|T. polymorphus shown at bottom left|
Tubulanus polymorphus is a species of ribbon worm in the phylum Nemertea. It is found in the northern Atlantic Ocean and the northern Pacific Ocean. It occurs on the lower shore down to about 50 m (160 ft), on sand or gravel, under stones and among seaweed.
Like other ribbon worms, T. polymorphus is not divided into segments but is soft, smooth and contractile. It is up to 50 cm (20 in) long but just 5 mm (0.2 in) wide, with a rounded head slightly broader than the body. There is a proboscis pore and a mouth on the underside of the head but there are no eye-spots or cephalic slits. Fresh specimens are a dark reddish-brown or orangeish-brown. Specimens preserved in alcohol lose their colour but exhibit a transverse dark band. This has a clear cut anterior margin but a posterior margin that fades gradually. A pair of sensory organs is located at the sides near the posterior margin of this band. This worm can be distinguished from other similar species by the absence of whitish bands or stripes on the body or white patches on the head, as well as by certain muscle fibres crossing over muscle layers in the dorsal part of the body wall, but not in the ventral part.
The species occurs in water at depths down to about 50 m (160 ft) in both the northern Atlantic Ocean, the Mediterranean Sea and the northeastern Pacific Ocean. It is typically present on sand or gravel substrates, often under stones or among seaweeds or mussels.
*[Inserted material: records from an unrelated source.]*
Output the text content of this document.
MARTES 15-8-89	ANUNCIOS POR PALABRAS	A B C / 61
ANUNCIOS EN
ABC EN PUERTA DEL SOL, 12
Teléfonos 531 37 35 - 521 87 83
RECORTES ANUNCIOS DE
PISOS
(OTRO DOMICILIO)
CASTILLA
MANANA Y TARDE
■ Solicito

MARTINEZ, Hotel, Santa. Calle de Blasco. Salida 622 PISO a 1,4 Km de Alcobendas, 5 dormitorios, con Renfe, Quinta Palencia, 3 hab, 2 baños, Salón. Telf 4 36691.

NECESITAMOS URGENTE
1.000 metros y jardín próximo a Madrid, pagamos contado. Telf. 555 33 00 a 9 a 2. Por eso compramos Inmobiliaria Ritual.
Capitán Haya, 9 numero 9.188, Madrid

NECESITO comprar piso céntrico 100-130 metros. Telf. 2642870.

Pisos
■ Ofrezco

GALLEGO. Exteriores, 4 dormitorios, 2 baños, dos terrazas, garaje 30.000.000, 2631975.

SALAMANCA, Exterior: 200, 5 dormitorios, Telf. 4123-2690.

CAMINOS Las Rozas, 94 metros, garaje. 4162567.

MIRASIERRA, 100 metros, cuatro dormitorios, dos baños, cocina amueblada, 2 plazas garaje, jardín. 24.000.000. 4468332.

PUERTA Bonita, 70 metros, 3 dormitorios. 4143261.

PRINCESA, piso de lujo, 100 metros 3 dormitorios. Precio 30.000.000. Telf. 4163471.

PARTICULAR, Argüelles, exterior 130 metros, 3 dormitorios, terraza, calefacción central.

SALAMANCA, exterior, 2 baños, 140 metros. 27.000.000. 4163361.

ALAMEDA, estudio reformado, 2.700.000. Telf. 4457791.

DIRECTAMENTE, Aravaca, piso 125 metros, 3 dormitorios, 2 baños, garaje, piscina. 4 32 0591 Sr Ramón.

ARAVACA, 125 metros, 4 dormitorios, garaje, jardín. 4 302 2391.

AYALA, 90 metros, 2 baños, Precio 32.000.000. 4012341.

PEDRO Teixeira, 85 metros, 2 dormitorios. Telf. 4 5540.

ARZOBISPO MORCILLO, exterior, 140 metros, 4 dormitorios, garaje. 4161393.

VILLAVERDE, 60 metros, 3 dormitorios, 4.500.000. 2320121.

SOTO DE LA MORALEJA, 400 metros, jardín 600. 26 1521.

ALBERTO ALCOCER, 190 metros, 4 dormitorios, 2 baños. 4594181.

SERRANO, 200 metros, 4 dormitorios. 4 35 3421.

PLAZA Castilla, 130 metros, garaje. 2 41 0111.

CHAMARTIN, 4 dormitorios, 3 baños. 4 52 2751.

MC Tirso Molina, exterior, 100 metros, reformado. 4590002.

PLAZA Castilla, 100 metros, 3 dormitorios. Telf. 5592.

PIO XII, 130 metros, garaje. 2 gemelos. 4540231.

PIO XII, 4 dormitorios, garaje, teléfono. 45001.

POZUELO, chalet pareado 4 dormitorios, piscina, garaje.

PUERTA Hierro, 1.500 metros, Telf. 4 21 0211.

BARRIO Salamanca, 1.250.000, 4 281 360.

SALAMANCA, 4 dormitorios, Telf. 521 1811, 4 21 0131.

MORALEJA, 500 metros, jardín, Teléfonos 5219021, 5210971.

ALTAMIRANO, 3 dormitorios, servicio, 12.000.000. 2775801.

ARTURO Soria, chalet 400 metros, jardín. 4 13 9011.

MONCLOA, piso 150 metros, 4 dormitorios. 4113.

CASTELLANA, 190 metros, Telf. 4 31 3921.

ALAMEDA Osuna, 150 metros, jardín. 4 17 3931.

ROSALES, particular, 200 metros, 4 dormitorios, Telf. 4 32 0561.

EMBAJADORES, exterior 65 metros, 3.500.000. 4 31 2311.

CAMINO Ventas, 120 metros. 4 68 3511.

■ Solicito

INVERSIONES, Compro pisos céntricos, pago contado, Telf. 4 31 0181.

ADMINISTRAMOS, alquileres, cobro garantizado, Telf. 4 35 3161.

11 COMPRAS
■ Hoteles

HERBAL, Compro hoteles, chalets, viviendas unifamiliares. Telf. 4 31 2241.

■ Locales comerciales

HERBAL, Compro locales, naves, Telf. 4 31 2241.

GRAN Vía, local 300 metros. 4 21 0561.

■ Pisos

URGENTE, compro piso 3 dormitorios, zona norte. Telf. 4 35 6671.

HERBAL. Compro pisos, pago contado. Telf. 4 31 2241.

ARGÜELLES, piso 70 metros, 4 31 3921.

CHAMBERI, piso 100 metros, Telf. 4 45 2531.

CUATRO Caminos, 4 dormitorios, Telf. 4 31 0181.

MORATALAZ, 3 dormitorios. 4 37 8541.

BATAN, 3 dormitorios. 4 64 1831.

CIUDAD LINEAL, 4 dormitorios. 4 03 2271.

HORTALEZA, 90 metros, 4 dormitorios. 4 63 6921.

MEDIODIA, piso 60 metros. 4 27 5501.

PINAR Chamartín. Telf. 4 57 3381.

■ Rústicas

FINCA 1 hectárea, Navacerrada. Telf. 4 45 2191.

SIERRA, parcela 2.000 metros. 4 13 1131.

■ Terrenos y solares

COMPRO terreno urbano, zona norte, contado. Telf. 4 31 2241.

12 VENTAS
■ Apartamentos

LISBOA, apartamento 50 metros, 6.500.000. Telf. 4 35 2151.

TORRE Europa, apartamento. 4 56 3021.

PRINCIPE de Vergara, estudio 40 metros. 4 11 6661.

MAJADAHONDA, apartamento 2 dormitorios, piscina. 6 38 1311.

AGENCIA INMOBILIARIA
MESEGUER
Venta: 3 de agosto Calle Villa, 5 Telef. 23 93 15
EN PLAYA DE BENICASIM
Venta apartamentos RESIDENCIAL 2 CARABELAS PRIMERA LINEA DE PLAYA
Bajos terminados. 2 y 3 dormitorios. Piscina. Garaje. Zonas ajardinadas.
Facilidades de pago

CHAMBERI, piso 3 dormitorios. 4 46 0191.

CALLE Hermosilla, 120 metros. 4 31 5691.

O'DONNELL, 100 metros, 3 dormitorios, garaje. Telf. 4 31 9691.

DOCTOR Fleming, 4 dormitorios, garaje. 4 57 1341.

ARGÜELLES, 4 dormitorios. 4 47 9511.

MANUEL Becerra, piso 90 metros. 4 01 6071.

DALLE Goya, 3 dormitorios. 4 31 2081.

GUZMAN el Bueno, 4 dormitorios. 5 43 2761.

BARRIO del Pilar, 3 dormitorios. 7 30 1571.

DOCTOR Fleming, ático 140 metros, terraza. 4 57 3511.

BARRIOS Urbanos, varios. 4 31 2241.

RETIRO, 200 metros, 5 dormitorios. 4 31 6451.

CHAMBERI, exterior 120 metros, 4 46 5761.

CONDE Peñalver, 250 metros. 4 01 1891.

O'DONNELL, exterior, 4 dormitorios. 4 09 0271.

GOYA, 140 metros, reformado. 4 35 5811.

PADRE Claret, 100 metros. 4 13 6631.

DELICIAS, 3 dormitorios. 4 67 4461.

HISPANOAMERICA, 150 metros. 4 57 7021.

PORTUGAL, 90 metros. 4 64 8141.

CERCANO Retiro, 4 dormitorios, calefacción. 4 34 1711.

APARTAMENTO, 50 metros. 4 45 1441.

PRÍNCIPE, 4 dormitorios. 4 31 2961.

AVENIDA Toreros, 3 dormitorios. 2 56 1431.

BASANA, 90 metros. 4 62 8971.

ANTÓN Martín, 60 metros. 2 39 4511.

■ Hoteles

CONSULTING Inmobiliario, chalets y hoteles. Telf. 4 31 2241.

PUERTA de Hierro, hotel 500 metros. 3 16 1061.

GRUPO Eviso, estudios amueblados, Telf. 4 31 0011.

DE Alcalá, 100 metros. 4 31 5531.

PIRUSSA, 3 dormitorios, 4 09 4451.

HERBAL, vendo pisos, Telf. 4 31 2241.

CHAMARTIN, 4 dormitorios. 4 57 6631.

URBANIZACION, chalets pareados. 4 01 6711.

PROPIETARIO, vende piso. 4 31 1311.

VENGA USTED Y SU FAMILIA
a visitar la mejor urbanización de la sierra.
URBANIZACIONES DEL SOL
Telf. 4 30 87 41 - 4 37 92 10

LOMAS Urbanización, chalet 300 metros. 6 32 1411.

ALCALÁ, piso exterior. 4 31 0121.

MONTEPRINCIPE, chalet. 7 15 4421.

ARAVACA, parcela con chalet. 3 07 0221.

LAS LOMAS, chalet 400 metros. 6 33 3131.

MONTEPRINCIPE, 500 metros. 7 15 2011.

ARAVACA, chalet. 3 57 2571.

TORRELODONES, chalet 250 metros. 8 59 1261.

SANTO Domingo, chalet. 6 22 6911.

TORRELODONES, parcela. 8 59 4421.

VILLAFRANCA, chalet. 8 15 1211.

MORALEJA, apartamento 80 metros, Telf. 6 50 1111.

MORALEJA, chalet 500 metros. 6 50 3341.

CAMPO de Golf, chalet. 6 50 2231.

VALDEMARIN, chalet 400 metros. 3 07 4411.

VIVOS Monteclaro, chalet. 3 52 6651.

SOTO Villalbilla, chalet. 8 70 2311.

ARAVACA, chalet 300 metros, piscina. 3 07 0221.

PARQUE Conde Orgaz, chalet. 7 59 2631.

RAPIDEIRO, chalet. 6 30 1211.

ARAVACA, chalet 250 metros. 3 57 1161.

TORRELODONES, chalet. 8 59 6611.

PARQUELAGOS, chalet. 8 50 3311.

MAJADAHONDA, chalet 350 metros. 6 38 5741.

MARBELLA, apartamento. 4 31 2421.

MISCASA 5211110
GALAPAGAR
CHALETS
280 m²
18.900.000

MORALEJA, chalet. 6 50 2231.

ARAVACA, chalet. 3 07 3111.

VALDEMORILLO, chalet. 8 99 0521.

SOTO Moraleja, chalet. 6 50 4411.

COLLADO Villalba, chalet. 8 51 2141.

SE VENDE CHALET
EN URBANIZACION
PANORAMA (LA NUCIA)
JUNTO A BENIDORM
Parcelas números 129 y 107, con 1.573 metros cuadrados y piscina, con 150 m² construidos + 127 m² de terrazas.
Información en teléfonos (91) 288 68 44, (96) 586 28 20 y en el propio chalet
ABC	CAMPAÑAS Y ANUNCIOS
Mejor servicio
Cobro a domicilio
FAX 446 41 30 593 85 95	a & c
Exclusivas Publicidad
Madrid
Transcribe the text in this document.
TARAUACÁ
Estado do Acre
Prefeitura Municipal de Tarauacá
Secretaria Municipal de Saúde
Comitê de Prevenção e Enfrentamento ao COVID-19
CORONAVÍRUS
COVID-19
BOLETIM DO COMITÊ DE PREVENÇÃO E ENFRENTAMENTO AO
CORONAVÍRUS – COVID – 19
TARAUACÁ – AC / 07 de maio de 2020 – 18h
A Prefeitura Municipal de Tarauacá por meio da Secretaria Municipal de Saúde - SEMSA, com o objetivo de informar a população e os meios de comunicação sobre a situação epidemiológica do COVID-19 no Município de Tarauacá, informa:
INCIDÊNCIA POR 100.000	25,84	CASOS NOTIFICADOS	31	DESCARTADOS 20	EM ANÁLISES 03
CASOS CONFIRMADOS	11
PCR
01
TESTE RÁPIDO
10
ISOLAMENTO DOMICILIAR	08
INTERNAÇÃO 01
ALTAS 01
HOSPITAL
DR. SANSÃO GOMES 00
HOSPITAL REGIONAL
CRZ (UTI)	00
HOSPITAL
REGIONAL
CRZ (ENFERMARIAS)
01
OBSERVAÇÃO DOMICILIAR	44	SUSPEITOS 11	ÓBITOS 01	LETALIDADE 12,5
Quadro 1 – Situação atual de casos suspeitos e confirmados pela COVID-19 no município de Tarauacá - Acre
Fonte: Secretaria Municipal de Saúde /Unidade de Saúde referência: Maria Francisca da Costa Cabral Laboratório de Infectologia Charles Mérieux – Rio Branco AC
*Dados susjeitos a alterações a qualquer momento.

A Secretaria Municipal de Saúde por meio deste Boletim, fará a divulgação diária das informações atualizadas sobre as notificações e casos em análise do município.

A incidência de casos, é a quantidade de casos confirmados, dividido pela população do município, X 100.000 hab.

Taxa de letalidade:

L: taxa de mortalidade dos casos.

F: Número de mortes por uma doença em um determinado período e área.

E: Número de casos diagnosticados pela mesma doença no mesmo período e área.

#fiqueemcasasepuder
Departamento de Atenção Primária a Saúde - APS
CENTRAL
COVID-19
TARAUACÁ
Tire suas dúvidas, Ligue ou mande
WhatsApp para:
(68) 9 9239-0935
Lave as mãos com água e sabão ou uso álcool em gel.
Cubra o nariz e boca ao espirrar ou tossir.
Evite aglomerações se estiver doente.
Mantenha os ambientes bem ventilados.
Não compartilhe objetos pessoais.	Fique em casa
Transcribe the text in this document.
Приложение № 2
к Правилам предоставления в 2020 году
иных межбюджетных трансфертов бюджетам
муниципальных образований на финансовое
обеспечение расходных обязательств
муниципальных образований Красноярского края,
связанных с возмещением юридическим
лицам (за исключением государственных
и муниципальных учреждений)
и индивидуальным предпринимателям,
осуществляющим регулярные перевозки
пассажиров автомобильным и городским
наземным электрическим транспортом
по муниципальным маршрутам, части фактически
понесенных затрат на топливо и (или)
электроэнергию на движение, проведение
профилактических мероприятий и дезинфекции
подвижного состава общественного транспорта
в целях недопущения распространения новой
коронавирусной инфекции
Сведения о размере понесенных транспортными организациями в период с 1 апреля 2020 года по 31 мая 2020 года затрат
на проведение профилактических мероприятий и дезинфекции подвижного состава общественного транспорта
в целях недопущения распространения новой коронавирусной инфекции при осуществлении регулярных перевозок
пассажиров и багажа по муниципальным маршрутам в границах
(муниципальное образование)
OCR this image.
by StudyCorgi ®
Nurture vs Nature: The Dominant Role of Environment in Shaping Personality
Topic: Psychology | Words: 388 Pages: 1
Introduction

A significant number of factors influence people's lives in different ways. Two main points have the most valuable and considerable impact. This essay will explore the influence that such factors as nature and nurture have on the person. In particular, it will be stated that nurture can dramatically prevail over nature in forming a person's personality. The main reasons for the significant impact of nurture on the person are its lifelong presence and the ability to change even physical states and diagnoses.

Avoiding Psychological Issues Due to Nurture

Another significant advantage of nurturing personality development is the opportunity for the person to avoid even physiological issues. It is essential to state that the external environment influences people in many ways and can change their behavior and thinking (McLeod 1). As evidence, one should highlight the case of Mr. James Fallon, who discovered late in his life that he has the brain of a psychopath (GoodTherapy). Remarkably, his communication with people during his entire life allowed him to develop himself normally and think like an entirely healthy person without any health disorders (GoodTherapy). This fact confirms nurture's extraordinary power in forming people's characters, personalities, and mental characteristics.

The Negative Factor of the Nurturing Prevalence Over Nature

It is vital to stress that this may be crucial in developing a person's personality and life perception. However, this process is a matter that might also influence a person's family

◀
T. polymorphus is a carnivore. On encountering a worm, crustacean or other prey item, the proboscis is everted (turned inside out) through the proboscis pore. The proboscis winds around the prey and mucus and toxic secretions immobilise it. It is then passed to the mouth and swallowed whole, or if too large, digestive juices are secreted onto it and the semi-digested tissues are sucked into the mouth. The sexes are separate in this species. The females lay eggs which are fertilised externally and develop directly into juvenile worms.
This ribbon worm is diurnal and makes little attempt to avoid predation. It is possible that its bright red colouration is aposemetic, giving warning that is toxic or unpalatable. An alternative theory is that the colour may make the worm less visible to fish, which have colour vision, because the red wavelength light gets absorbed by the water and thus the worm appears dark.